A head of house must oversee and encourage ‘outreach’ – ensuring a college’s tentacles extend into the state school system, with dons going into schools to encourage prospective students to apply, so breaking down the myth of Oxbridge as a re-run of
Brideshead Revisited. This, too, is time-consuming and expensive. Masters whose previous employers were regarded, rightly or wrongly, as institutionally Leftist, may have been elected on the assumption they supported greater equality of opportunity.
Heads of house are not chief executives: they are figureheads for the college, chairmen of their governing bodies, and they sit on university committees as representatives of their colleges. Anyone who has held a senior
executive job on a newspaper or in broadcasting will take naturally to these decision-making processes, though they may find consensus is more usual at Oxbridge than in Fleet Street or Broadcasting House.
When interviewed for a headship, a candidate will have to show an empathy with the aims of the college, and an ability to represent it in the university and to the wider world. This is something media types are good at. Messrs Rusbridger and Damazer went to Cambridge, Ms Ashley, Ms Kendall and Mr Mosey to Oxford; Mr Hutton went to Bristol, but has a reputation as a writer and public intellectual.
Rusbridger, Mosey and Damazer had held senior management positions for many years. Ms Kendall comes from a family of academics, grew up in Cambridge and did extensive postgraduate study. Her achievement is especially impressive: Peterhouse is not only the oldest college at Cambridge but also one of the wealthiest. It has also spent years trying to shake off an aggressively male, High Tory reputation: it was dominated for years by the brilliant but mischievous historian Maurice Cowling, who engineered the election of Hugh Trevor-roper as master, only to sentence him to years of persecution by a fellowship that detested him.

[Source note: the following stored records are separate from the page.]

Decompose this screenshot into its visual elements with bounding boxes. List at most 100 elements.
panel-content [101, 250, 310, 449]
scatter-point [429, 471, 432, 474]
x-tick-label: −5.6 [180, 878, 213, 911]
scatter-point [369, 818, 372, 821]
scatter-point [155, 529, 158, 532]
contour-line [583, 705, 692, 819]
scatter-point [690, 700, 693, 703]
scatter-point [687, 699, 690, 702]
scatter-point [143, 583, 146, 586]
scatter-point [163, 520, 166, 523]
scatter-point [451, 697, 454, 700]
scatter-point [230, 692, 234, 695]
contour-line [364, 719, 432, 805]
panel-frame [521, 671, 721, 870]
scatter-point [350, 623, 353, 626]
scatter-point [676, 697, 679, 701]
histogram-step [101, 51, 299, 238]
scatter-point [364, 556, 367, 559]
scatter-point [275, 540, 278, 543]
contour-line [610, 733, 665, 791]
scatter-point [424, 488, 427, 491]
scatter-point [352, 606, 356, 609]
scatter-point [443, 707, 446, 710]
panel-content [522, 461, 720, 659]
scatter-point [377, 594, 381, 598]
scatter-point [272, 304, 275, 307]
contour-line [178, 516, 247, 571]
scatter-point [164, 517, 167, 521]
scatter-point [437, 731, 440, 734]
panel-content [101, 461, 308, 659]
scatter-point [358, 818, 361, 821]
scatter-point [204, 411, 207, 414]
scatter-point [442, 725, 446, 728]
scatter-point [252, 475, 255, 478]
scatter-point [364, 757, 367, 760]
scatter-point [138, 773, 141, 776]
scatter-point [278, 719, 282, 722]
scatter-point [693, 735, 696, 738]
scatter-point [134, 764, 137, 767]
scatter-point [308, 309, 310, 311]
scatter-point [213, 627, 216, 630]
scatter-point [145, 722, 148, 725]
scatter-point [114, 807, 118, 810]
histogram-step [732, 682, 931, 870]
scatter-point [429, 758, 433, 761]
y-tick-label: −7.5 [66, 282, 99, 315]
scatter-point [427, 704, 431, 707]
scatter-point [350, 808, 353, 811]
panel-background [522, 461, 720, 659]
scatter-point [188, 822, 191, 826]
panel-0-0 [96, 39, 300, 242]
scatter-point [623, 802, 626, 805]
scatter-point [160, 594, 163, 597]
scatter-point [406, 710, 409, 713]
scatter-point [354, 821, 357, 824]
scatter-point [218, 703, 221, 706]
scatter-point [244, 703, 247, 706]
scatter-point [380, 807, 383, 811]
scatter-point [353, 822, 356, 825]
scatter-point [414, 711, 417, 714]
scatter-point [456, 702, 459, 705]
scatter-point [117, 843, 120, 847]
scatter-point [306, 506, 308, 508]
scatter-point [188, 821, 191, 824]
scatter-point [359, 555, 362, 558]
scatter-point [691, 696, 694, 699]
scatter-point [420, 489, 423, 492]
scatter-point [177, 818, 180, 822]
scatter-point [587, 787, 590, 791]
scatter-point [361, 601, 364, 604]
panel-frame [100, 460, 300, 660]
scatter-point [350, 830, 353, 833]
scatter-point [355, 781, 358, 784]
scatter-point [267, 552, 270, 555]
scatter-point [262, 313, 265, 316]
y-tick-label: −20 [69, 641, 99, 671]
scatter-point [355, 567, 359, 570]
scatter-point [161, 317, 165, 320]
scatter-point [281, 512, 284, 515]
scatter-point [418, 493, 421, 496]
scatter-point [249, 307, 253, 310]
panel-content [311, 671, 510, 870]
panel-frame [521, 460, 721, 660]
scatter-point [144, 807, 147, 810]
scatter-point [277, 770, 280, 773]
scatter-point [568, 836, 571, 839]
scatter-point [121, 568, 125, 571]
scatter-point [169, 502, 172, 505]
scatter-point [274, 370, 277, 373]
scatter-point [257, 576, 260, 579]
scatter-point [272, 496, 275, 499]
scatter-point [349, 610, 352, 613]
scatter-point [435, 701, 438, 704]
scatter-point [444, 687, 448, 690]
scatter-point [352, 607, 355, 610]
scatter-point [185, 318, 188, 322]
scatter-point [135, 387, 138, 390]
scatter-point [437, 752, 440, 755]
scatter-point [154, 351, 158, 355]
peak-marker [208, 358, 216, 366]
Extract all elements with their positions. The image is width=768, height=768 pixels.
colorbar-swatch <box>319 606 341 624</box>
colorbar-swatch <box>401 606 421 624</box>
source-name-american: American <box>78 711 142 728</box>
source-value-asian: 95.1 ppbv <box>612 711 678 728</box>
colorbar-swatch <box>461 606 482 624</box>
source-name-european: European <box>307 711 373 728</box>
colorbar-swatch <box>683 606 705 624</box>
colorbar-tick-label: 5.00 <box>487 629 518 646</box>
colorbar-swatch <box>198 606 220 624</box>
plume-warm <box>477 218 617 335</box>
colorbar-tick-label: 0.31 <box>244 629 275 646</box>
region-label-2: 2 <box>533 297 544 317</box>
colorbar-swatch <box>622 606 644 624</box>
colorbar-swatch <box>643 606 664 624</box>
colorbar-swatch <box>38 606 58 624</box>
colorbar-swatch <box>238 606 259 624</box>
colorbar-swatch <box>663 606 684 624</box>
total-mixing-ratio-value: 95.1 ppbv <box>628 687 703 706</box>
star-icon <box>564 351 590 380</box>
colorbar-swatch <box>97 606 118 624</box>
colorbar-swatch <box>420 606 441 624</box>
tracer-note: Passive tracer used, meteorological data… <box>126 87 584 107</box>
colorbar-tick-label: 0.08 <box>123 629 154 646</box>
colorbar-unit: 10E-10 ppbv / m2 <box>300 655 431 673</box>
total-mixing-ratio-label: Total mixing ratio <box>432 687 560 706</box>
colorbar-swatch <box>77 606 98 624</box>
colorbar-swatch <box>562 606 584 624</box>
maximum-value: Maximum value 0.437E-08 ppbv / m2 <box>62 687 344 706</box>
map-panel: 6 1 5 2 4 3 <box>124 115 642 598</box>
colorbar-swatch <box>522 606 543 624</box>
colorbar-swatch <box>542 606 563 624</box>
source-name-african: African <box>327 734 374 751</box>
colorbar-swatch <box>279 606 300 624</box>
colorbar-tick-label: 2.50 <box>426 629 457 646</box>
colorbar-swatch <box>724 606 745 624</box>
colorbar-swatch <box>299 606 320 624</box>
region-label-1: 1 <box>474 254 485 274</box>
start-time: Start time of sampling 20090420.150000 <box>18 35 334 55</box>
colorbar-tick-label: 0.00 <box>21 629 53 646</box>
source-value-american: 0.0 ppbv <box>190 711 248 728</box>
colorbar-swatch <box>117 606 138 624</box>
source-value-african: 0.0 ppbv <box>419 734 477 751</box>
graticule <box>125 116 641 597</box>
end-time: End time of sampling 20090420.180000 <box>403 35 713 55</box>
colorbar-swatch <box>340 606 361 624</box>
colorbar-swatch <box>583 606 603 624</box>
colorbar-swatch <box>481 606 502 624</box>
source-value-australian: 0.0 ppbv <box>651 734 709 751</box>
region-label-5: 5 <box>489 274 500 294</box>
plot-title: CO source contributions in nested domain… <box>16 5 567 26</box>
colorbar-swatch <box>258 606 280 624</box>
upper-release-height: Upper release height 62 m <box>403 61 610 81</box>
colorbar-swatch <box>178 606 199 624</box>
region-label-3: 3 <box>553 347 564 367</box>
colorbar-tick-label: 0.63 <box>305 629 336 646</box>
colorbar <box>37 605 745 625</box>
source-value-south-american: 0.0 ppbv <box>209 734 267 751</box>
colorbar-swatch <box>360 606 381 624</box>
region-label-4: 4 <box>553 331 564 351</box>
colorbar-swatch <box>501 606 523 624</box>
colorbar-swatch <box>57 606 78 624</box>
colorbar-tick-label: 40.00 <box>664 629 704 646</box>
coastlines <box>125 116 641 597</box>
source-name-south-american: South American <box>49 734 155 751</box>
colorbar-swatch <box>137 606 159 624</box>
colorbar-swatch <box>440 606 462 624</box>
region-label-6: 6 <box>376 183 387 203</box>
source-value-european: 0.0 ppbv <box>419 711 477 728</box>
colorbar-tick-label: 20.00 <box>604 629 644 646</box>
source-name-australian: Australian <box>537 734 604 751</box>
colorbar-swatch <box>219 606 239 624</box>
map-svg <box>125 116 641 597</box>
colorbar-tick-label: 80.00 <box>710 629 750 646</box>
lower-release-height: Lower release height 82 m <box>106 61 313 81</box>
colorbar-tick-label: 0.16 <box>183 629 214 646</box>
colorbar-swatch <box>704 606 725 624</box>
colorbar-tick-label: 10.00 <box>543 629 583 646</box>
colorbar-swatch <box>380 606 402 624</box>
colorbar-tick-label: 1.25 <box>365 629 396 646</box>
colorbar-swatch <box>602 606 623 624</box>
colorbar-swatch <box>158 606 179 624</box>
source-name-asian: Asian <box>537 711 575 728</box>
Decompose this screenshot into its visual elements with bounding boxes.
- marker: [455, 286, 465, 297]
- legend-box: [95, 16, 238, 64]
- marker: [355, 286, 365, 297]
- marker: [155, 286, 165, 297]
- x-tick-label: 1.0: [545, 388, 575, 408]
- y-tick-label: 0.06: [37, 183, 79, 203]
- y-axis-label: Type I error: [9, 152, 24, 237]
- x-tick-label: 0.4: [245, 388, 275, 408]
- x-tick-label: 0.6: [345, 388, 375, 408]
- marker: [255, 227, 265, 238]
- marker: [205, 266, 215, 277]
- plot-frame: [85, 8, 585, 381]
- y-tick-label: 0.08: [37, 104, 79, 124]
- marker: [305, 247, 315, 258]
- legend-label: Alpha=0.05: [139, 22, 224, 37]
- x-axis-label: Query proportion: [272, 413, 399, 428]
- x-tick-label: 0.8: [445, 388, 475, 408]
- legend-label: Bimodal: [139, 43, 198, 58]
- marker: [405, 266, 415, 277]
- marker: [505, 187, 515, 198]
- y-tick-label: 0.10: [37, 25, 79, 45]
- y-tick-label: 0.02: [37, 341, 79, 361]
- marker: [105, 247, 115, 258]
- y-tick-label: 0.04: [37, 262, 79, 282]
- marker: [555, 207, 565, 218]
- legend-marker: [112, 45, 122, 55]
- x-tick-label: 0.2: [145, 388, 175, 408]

Any new head of house needs to tread carefully: the fellows have minds of their own, and are willing to exercise them; masters in both universities have been presented with the bottle of whisky and the revolver in recent years. Mr Rusbridger has already courted controversy by appointing Benedict Cumberbatch a visiting fellow, which some of his Oxford peers regard as attention-seeking and preposterous.
Media types are valued for their contacts, but they have to be deployed tactfully and without subjecting their venerable institutions to ridicule. Mr Mosey has invited some of his friends from the outside world to dinner to meet fellows and students. This has gone down well, providing a glimpse of the life beyond Cambridge and making Selwyn seem a more attractive and interesting place for prospective students and teachers, with a vibrant intellectual life.
No doubt Petreans can expect to meet Ms Kendall’s diplomatic contacts at High Table, so obtaining a more informed view of international relations; and were I a sixth-former seeking a career at the BBC I’d apply to Selwyn, hoping a few masterclasses from Mr Mosey would put me on the right track. The media types have not just added to the gaiety of life: they have been a positive influence in opening up of our ancient universities. By appointing such people, the fellowships have confirmed just how clever they are.